这短暂地成了他们的一份工作,一份谁也不知道能干多久的工作。
李晨晨今年36岁,做了很多年IT运维工作,2024年被裁员后创业,亏光了积蓄,还倒欠了几万元。她看着前“一组”那个缓慢整理桌面的人,像看到了某种隐喻——等机器人学会了所有这些,人还能做什么呢?
一种巨大的无力感席卷这个空间,这里的人或许都希望那一天不要来得太快。
像机器人一样地行动
6月的一个下午,我花了半个小时,在招聘网站海投了近十家公司的机器人数据采集岗。
很快,有四家公司联系了我,三家确定了第二天的线上面试,其中一家还是估值百亿元的机器人公司。但也只有这家招全职,并会通过第三方劳务公司缴纳“五险一金”,其余两家是“外包”公司,后来我发现它们都为同一家数据采集公司服务。
事实上,缴纳“五险一金”的公司占比极低,这些机器人数据采集岗大多在兼职渠道流通。一般是200元一天,工作八小时,晚班因为昼夜颠倒,会比白班每天多50元。工资有周结也有月结,干的时间过短,可能会被扣除一部分工资。
机器人数据采集岗招聘信息。图源:截屏
成为一名机器人数据采集员不算难。投简历、被拉进招聘群、线上面试、线下试岗,整个过程最快24小时内就能完成。我最终参加了两家公司的线上面试,只被询问了身高和体重,最终都通过了,并去了无需全职的公司试岗。
这个岗位几乎不看学历和经验,入行门槛最终退回到了身体机能。
有30多个人和我参加了同一场视频群面。
一位众包外卖员很热情,圆胖的脸被晒得黢黑,声音高亢地做了一段自我介绍。他说自己以前是程序员,被裁员后开始送外卖,但还是想找份稳定的工作。他不太确定岗位到底叫什么,憋了半天说自己是来应聘“抓娃娃”的。面试官很平静地纠正他,“是机器人数据采集”。

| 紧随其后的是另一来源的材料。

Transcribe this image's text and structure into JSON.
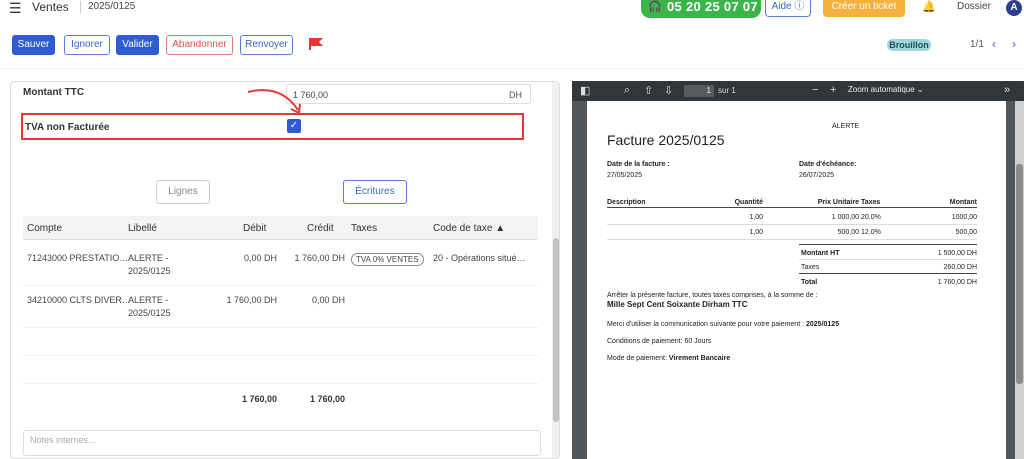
{
  "topbar": {
    "title": "Ventes",
    "ref": "2025/0125",
    "phone": "05 20 25 07 07",
    "help": "Aide ⓘ",
    "ticket": "Créer un ticket",
    "dossier": "Dossier",
    "avatar": "A"
  },
  "toolbar": {
    "save": "Sauver",
    "ignore": "Ignorer",
    "validate": "Valider",
    "abandon": "Abandonner",
    "resend": "Renvoyer",
    "status": "Brouillon",
    "pager": "1/1"
  },
  "form": {
    "ttc_label": "Montant TTC",
    "ttc_value": "1 760,00",
    "ttc_unit": "DH",
    "tva_label": "TVA non Facturée",
    "tva_checked": true
  },
  "tabs": {
    "lines": "Lignes",
    "entries": "Écritures"
  },
  "entries": {
    "headers": [
      "Compte",
      "Libellé",
      "Débit",
      "Crédit",
      "Taxes",
      "Code de taxe ▲"
    ],
    "rows": [
      {
        "account": "71243000 PRESTATIO…",
        "label": "ALERTE - 2025/0125",
        "debit": "0,00 DH",
        "credit": "1 760,00 DH",
        "tax": "TVA 0% VENTES",
        "tax_code": "20 - Opérations situé…"
      },
      {
        "account": "34210000 CLTS DIVER…",
        "label": "ALERTE - 2025/0125",
        "debit": "1 760,00 DH",
        "credit": "0,00 DH",
        "tax": "",
        "tax_code": ""
      }
    ],
    "total_debit": "1 760,00",
    "total_credit": "1 760,00"
  },
  "notes_placeholder": "Notes internes...",
  "pdf": {
    "page": "1",
    "of": "sur 1",
    "zoom": "Zoom automatique",
    "company": "ALERTE",
    "title": "Facture 2025/0125",
    "invoice_date_label": "Date de la facture :",
    "invoice_date": "27/05/2025",
    "due_date_label": "Date d'échéance:",
    "due_date": "26/07/2025",
    "headers": [
      "Description",
      "Quantité",
      "Prix Unitaire",
      "Taxes",
      "Montant"
    ],
    "lines": [
      {
        "qty": "1,00",
        "price": "1 000,00",
        "tax": "20.0%",
        "amount": "1000,00"
      },
      {
        "qty": "1,00",
        "price": "500,00",
        "tax": "12.0%",
        "amount": "500,00"
      }
    ],
    "ht_label": "Montant HT",
    "ht_value": "1 500,00 DH",
    "taxes_label": "Taxes",
    "taxes_value": "260,00 DH",
    "total_label": "Total",
    "total_value": "1 760,00 DH",
    "arrete": "Arrêter la présente facture, toutes taxes comprises, à la somme de :",
    "amount_words": "Mille Sept Cent Soixante Dirham TTC",
    "comm_prefix": "Merci d'utiliser la communication suivante pour votre paiement :",
    "comm_value": "2025/0125",
    "conditions": "Conditions de paiement: 60 Jours",
    "mode_prefix": "Mode de paiement:",
    "mode_value": "Virement Bancaire"
  },
  "colors": {
    "primary": "#2f5bd3",
    "highlight": "#e23a3a",
    "phone": "#3bb54a",
    "ticket": "#f4b13e"
  }
}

一位应届毕业生报完身高体重,身形比较娇小,面试官的言语间表现得有些迟疑,让她把手掌伸到镜头前,看了看说,先来试试吧。
整场面试下来,只有一位应聘者被当场拒绝。理由是体型过于肥胖,无法穿戴数据采集设备。
对于这个刚刚兴起的行业来说,什么才是最理想的数据采集范式,还没有形成统一答案。目前主流的方案大致可以分为三类:真人数据、仿真数据和真机遥操数据。
真机遥操数据,是由人远程操作或通过外骨骼设备,控制机器人在真实环境中完成任务,机器人身上的传感器同步记录全过程。这类数据最接近机器人未来实际工作的场景,被认为价值最高,但其成本也最高——相当于同时承担机器人本体和人工操作两层成本,目前主要由机器人厂商自建采集体系完成。
仿真数据则是在虚拟环境中生成的数据,不需要真实场地和真人,成本主要来自算力,可以大规模并行训练。但由于虚拟世界与现实世界之间存在差距,材质、摩擦、光照等细节很难完全复刻,训练出来的机器人到了现实里可能会“水土不服”。
真人数据则有两种情况,一种仅采集真人行为视频,成本最低,但能够提供的信息相对有限。另一种在视频基础上加上了动作捕捉、传感器轨迹等,能记录更多细节,价格适中,是目前最划算的方案。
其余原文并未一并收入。